Soon, two piping-hot, beer-bread rolls arrived in their own little grain-filled crock. While we set about hungrily spreading a side of nut brown butter over the steaming buns, we chatted with our chef, who gave us some insight into restaurant life. He told us about his schooling in England and France, followed by his internship in Portugal, where he worked 20-hour days, seven days a week, for months. When we asked him how he liked transitioning to chilly Norway, he replied, “It’s great! Chefs here can actually have a life. They’re paid a living wage and work more normal hours, which leads to a much healthier lifestyle.” Having just watched Burnt, a movie highlighting the drug-fueled, hard-knock life of a celebrated chef, I understood what he meant. And I don’t feel so bad about paying high prices for food in Norway, when it means the artists who create these meals aren’t worked like slaves.

While I mused about the quality of life for those in the culinary field, the chef began to construct our next dish. First, a piece of pollock appeared coated with what I think was a layer of ground spruce needles. Over this, he ladled a buttery pesto that included ramsons, a kind of wild garlic. The subtly piney, onion-tinged flavors perfectly complemented the fish, making me wish we’d ordered a double portion.

But I’m glad we saved room for the “Picnic at Kåseberga.” Our chef explained that the owner of the restaurant modeled the dish on his favorite childhood memories, which involved packing lunches from a beloved, smoked-fish place near his family’s summer home in Kåseberga, Sweden. Like a do-it-yourself dinner, a wooden tray held all the elements necessary for creating your own smørbrod sammie: rye bread, onions, aioli waiting to be hand mixed, and the most delicious smoked-and-cured trout I have ever tasted in my entire life.

But wait, there’s more — and something not listed on the menu. Before the next course, the chef delivered a tiny steamer basket. Removing the lid with a flourish, he revealed what appeared to be two oysters filled with giant pearls. You guessed it. A sorbet palate cleanser, but surprisingly G&T flavored. Lemon yogurt had been formed into balls kept corralled inside a gin-flavored gelatin coating that floated in tonic water. Creatively refreshing!
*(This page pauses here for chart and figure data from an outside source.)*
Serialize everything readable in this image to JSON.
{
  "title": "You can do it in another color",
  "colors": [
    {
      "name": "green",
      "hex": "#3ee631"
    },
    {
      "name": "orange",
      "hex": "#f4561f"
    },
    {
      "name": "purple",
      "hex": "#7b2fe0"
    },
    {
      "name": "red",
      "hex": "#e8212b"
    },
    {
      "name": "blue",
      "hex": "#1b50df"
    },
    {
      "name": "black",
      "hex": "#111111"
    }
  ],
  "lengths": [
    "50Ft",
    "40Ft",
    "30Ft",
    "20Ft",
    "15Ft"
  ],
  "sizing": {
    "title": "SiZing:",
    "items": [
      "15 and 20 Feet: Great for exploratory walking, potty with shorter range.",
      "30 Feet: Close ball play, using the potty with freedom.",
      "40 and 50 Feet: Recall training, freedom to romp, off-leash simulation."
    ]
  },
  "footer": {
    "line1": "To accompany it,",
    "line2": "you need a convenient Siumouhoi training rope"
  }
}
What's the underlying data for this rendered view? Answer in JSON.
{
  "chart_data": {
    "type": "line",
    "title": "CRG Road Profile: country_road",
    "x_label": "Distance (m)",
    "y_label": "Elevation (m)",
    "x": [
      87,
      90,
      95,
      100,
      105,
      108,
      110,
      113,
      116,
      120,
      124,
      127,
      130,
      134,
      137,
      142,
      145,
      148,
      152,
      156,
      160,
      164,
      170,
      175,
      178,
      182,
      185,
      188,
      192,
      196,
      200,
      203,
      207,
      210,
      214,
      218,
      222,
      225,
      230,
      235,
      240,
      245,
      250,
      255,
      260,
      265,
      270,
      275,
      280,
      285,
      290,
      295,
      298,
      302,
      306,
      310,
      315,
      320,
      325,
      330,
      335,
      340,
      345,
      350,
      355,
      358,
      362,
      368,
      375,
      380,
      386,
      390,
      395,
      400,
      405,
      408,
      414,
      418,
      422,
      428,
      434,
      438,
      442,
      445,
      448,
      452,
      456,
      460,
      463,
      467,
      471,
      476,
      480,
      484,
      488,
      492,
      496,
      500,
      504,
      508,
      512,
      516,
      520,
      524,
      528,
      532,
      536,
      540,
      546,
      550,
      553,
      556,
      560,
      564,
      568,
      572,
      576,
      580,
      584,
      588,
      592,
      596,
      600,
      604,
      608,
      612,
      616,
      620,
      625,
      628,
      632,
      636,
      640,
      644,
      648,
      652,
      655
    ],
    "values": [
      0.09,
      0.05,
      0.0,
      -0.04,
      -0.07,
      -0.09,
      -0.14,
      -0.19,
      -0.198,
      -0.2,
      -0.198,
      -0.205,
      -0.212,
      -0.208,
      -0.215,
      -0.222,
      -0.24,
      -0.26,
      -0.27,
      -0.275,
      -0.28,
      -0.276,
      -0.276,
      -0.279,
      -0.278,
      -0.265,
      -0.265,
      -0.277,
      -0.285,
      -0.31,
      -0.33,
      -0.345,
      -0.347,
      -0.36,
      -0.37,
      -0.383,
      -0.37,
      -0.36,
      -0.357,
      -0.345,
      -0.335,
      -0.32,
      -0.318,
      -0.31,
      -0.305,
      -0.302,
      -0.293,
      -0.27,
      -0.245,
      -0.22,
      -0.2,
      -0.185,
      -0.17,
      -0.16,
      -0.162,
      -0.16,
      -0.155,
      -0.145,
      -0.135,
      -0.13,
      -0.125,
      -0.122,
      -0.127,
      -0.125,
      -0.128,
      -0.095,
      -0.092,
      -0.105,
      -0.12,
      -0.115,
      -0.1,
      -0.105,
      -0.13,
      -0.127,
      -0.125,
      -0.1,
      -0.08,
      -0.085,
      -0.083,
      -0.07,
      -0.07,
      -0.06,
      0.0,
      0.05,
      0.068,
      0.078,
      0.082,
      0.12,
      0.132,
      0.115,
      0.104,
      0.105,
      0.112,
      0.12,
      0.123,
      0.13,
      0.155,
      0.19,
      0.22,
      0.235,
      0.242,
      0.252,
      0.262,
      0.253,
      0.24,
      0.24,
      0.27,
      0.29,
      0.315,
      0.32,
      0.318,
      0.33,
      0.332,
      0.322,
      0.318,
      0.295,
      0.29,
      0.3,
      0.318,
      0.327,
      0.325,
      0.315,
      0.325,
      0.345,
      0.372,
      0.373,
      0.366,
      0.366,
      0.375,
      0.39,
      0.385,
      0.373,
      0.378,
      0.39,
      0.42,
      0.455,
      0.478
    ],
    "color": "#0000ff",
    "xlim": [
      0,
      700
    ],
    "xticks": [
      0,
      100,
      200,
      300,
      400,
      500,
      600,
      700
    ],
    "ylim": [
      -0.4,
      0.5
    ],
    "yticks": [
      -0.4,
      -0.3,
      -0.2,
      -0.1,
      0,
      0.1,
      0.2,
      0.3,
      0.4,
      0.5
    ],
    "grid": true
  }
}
The last of the meat courses for the evening included Urfe beef, which comes from an ancient breed of Norwegian red cattle. Known as “little cows with the taste of the wild,” Norwegian Reds graze in the mountains and are raised primarily for their dairy production, but also for their tender beef. Prettily plated, the meat came topped with white asparagus and herbs, onto which the chef dabbed frothed lard. Much lighter than I expected, the dish was the perfect topper to the evening.

But I’d forgotten about dessert. Despite my earlier wish for bigger portions of every dish, by the time the chef presented a plate of brown-cheese ice cream, dark berries, and wafer-thin malt crisps, I almost tapped out. And then the coffee came … along with fabulous little fløtteboller (“cream balls” — we’d call them chocolate-coated marshmallow puffs in America.) Needless to say, Bokbacka’s were moan-inducingly delicious and light years away from the chemical-flavored, processed version we have back home.

So if you’re looking for a well-rounded dining experience that includes wonderful service, an art-gallery atmosphere, and unique dishes made with locally sourced ingredients, be sure to make a reservation at Bokbacka — it’s pricey, but it’s worth it! And don’t forget to come hungry. The plates may be small, but there’s so many of them that by the end of the evening, you’ll be wishing you’d worn your “eatin’ pants” with the elastic waistband.